Genetic Assessment of Breast and Ovarian Cancer Risk

Oncology Nursing NewsApril 2012
Volume 6
Issue 2

Understanding the genetic basis of breast and ovarian cancers is essential to providing patients with effective preventive and/or management strategies that can improve outcomes.

Heather Hampel, MS, CGC

With the advent of more targeted approaches to cancer treatment, understanding the genetic basis of breast and ovarian cancers is essential to providing patients with effective preventive and/or management strategies that can improve outcomes. Heather Hampel, MS, CGC, a professor and certified genetic counselor at The Ohio State University Comprehensive Cancer Center in Columbus, discussed the genetic basis for breast and ovarian cancer at the NCCN annual meeting.

The causes of hereditary susceptibility to gynecologic cancers include hereditary breast-ovarian cancer syndrome, Lynch syndrome (endometrial and ovarian cancer), Cowden syndrome (endometrial and breast cancer), and Li-Fraumeni syndrome (breast cancer).

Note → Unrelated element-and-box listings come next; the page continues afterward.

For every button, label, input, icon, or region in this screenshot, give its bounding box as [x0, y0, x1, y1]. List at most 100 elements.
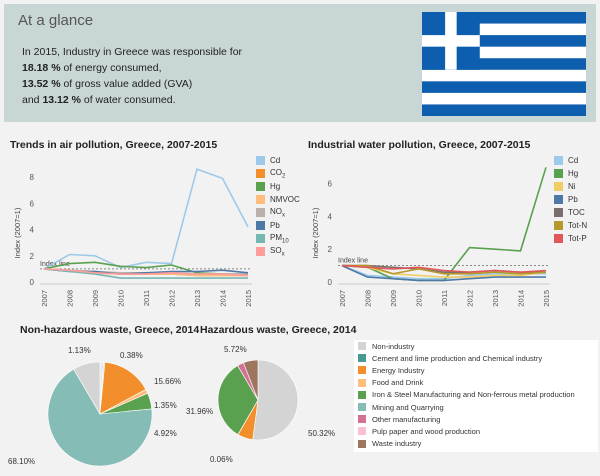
flag-stripe [422, 58, 586, 70]
legend-swatch [358, 378, 366, 387]
haz-slice-label: 0.06% [210, 455, 233, 464]
water-series-line-tot-p [341, 264, 547, 274]
haz-slice [243, 359, 259, 401]
waste-legend-item: Other manufacturing [354, 413, 598, 425]
air-index-line-label: Index line [40, 261, 70, 268]
water-legend-item: Ni [554, 180, 587, 193]
legend-label: PM10 [270, 232, 289, 245]
legend-swatch [358, 342, 366, 351]
legend-swatch [554, 195, 563, 204]
air-series-line-pm [43, 268, 248, 279]
legend-label: Pb [568, 195, 578, 204]
legend-label: Tot-P [568, 234, 587, 243]
air-x-tick: 2007 [40, 290, 49, 307]
legend-swatch [554, 221, 563, 230]
legend-label: Hg [270, 182, 281, 191]
water-y-tick: 6 [328, 180, 333, 189]
legend-swatch [358, 403, 366, 412]
legend-label: Non-industry [372, 341, 415, 351]
water-share-text: of water consumed. [80, 94, 176, 106]
air-chart-title: Trends in air pollution, Greece, 2007-20… [10, 139, 218, 151]
water-y-tick: 0 [328, 278, 333, 287]
legend-label: Food and Drink [372, 378, 424, 388]
water-legend-item: Tot-P [554, 232, 587, 245]
water-legend-item: Cd [554, 154, 587, 167]
air-legend-item: Pb [256, 219, 300, 232]
legend-swatch [256, 247, 265, 256]
legend-swatch [256, 182, 265, 191]
air-legend-item: Hg [256, 180, 300, 193]
haz-slice [252, 359, 299, 441]
nonhaz-chart-title: Non-hazardous waste, Greece, 2014 [20, 324, 200, 336]
waste-legend-item: Iron & Steel Manufacturing and Non-ferro… [354, 389, 598, 401]
water-x-tick: 2011 [440, 290, 449, 306]
waste-sector-legend: Non-industry Cement and lime production a… [354, 340, 598, 452]
air-legend-item: Cd [256, 154, 300, 167]
legend-swatch [256, 234, 265, 243]
flag-stripe [422, 81, 586, 93]
legend-swatch [256, 169, 265, 178]
legend-swatch [256, 156, 265, 165]
water-x-tick: 2007 [338, 290, 347, 307]
legend-label: NMVOC [270, 195, 300, 204]
haz-slice-label: 50.32% [308, 429, 335, 438]
air-pollution-legend: Cd CO2 Hg NMVOC NOx Pb PM10 SOx [256, 154, 300, 258]
air-y-label: Index (2007=1) [13, 207, 22, 258]
haz-slice [217, 365, 259, 435]
haz-chart-title: Hazardous waste, Greece, 2014 [200, 324, 357, 336]
water-x-tick: 2013 [491, 290, 500, 307]
legend-label: Tot-N [568, 221, 588, 230]
waste-legend-item: Energy Industry [354, 364, 598, 376]
air-legend-item: PM10 [256, 232, 300, 245]
legend-label: Pulp paper and wood production [372, 426, 480, 436]
legend-swatch [358, 427, 366, 436]
air-x-tick: 2012 [168, 290, 177, 307]
air-legend-item: NMVOC [256, 193, 300, 206]
air-series-line-so [43, 268, 249, 277]
legend-label: Energy Industry [372, 365, 425, 375]
legend-swatch [256, 195, 265, 204]
nonhazardous-waste-pie: 1.13% 0.38% 15.66% 1.35% 4.92% 68.10% [8, 346, 181, 467]
water-pollution-chart: 0 2 4 6 Index (2007=1) 2007 2008 2009 2010 2011 20… [311, 167, 551, 307]
legend-swatch [256, 208, 265, 217]
nonhaz-slice-label: 68.10% [8, 457, 35, 466]
water-y-label: Index (2007=1) [311, 207, 320, 258]
air-x-tick: 2011 [142, 290, 151, 306]
legend-label: Ni [568, 182, 576, 191]
legend-label: Hg [568, 169, 579, 178]
gva-share-text: of gross value added (GVA) [60, 78, 193, 90]
legend-label: NOx [270, 206, 285, 219]
summary-line-4: and 13.12 % of water consumed. [22, 94, 176, 106]
water-pollution-legend: Cd Hg Ni Pb TOC Tot-N Tot-P [554, 154, 587, 245]
water-x-tick: 2015 [542, 290, 551, 307]
legend-swatch [554, 208, 563, 217]
nonhaz-slice-label: 0.38% [120, 351, 143, 360]
air-x-tick: 2014 [219, 290, 228, 307]
legend-label: Cd [270, 156, 281, 165]
legend-label: Waste industry [372, 439, 422, 449]
legend-label: TOC [568, 208, 585, 217]
water-y-tick: 2 [328, 245, 333, 254]
flag-cross-horizontal [422, 35, 480, 47]
legend-swatch [358, 366, 366, 375]
legend-swatch [554, 156, 563, 165]
air-x-tick: 2013 [193, 290, 202, 307]
nonhaz-slice-label: 4.92% [154, 429, 177, 438]
nonhaz-slice [99, 361, 147, 415]
at-a-glance-panel: At a glance In 2015, Industry in Greece … [4, 4, 596, 122]
air-y-tick: 6 [30, 199, 35, 208]
legend-swatch [358, 439, 366, 448]
air-pollution-chart: 0 2 4 6 8 Index (2007=1) 2007 2008 2009 2010 2011 2… [13, 168, 253, 307]
nonhaz-slice [73, 361, 101, 416]
legend-label: Cement and lime production and Chemical … [372, 353, 543, 363]
gva-share-value: 13.52 % [22, 78, 61, 90]
legend-label: CO2 [270, 167, 286, 180]
water-series-line-hg [341, 167, 547, 282]
air-legend-item: CO2 [256, 167, 300, 180]
air-x-tick: 2008 [66, 290, 75, 307]
greece-flag-icon [422, 12, 586, 116]
haz-slice-label: 5.72% [224, 345, 247, 354]
water-x-tick: 2008 [364, 290, 373, 307]
air-y-tick: 2 [30, 252, 35, 261]
legend-swatch [256, 221, 265, 230]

Approximately 5% of breast cancers are hereditary and 15% to 20% occur in family clusters, while 10% to 15% of ovarian cancers are hereditary. Heredity breast or ovarian cancer tends to occur at an earlier age and involves multiple generations with cancer or clustering of certain cancers, while sporadic cancer is likely to occur at a later age and occurs as a single or unilateral tumor and is associated with limited family history of cancer.

Genetic mutations in BRCA1 and BRCA2 account for the vast majority of hereditary breast-ovarian cancer syndrome. BRCA1 mutations increase the risk of primary breast cancer, second primary breast cancer, ovarian cancer, and prostate cancer in men. BRCA2 mutations also increase the risk of breast and ovarian cancer in women, and increase the risk of male breast cancer, as well. In addition, BRCA2 mutations may be associated with an elevated risk of prostate, laryngeal, and pancreatic cancers. Triple-negative breast cancers are more likely due to BRCA1 mutations and women aged <60 years with triple-negative breast cancer should be tested, regardless of family history.

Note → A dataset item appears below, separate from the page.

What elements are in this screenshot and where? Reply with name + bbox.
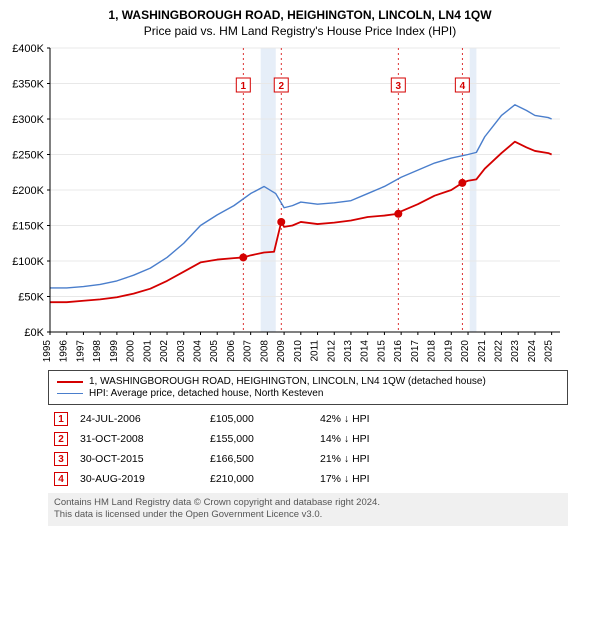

While all of the risk factors for BRCA1- and BRCA2-positive cancers are not well understood, individuals of Ashkenazi Jewish descent are ten times more likely to have these mutations than the general public. One in 40 Ashkenazi Jews, both male and female, carries a BRCA1 or BRCA2 mutation, while one in 400 carries the mutation in non-Jewish populations.

The cost of genetic testing for breast and ovarian cancer risk depends on the extensiveness of testing. For comprehensive testing involving both BRCA1 and BRCA2 analysis, the cost is approximately $3340; however, most insurance companies will provide coverage if the patient’s need for testing is demonstrated. Follow-up large rearrangement testing is approximately $700 and is not always covered by insurance because the risk of a major rearrangement is rare. Other types of genetic testing include singlesite analysis that costs approximately $475 and evaluates a specific gene that may be found within a family, and Multisite 3 that costs about $575 and looks at three specific mutations commonly found in Ashkenazi Jews.

According to Hampel, the clinical management of BRCA-positive cancer patients includes increased surveillance, lifestyle changes, chemoprevention, and prophylactic surgery. Surveillance for BRCA mutation carriers includes monthly breast self-exams starting at age 18, clinical breast examinations every 6 months starting at age 25, and annual mammography and breast magnetic resonance imaging starting at age 25. Surveillance will also involve ultrasound with color Doppler imaging every 6 to 12 months, starting at 30 to 35 years of age.

In some BRCA-positive patients, especially in patients with BRCA2 mutations, chemoprevention with tamoxifen may be prescribed. Oral contraceptives may also be used to prevent the risk of ovarian cancer. In the general population, oral contraceptives reduced the risk of ovarian cancer by 40% to 50% after 3 years of cumulative use. However, the benefits and risks of oral contraceptives for chemoprevention and contraception need to be weighed.

One popular option for the prevention of breast cancer is prophylactic mastectomy, which removes most, but not all, breast tissue. The approach has been shown to reduce the risk of breast cancer by 90% to 95%. Another approach is prophylactic oophorectomy, which decreases the risk of ovarian cancer by 85% to 90%. It is crucial that patients are fully informed of the latest clinical information before selecting either of these options.

Beyond prevention strategies, BRCA1 and BRCA2 testing might also help guide treatment. Currently, Poly-ADP ribose polymerase (PARP) inhibitors are being studied for the treatment of BRCA-positive breast and ovarian cancers. “PARP inhibitors have the potential to enhance cytotoxicity of cancer treatment and reverse tumor cell resistance,” Hampel said.